Instructions say there are two sides for connection:
Left side: bare wire for ground, black wire that goes into a wire nut with anther black wire coming out of the wire nut which goes into this little round device, red wire that comes out of the little round device and goes into the heating coil.
Right side:bare wire for ground, black wire going into wire nut, red wire coming out of wire nut and going into heating coil.
It looks like it would be better to use the right side and connect the black to the black house, the red to the white house, and of course the bare to the bare?
That would leave the little device on the left untouched.
Not familiar with the heater in question but do NOT believe any BLACK wire should be connected to a RED wire. The copper bare wire is a DIRECT ground for safety reasons. Electricity has a enter and a exit which is the RED and BLACK wire. They should NEVER meet.

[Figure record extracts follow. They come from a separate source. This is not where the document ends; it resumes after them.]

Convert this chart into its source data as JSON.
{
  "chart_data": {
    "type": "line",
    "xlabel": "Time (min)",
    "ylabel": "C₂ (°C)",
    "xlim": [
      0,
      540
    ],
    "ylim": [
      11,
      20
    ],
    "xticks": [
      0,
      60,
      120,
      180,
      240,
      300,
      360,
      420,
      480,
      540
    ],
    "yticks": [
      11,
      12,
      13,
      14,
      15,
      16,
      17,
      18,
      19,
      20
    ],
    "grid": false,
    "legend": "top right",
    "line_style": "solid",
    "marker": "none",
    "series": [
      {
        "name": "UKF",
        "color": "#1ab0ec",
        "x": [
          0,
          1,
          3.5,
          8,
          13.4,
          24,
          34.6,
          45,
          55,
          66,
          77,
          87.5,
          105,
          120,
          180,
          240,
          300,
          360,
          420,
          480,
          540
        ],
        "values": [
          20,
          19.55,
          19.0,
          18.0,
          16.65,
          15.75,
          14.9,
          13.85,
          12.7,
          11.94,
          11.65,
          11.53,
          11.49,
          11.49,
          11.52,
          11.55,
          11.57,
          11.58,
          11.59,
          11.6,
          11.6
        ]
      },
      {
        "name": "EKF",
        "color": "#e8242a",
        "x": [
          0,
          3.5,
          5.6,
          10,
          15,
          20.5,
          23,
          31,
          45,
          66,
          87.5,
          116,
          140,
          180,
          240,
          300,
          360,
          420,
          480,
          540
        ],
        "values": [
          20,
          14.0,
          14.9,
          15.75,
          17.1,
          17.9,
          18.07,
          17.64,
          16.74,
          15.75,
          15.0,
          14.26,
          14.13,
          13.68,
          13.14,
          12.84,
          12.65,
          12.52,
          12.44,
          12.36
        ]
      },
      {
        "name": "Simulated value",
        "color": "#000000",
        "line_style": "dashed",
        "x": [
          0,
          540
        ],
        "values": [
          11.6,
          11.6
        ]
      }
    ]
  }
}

The round thing (guessing) is probably a relay or thermostat control switch.
I rigged up a switch from a thermostat to a fan for a ceiling vent to the outside...it worked for me. Had a problem in it being a dual purpose thermostat (hot or cold) when setting the control temp switch...took a while but figured it out since I was making a custom set up.
Concerning the original question...NEVER connect two different color wires together.
Sometimes the red wire is considered or used for three way systems. On 240 volt circuits the red wire can designate L1 or L2 of line voltage like with a electric water heater.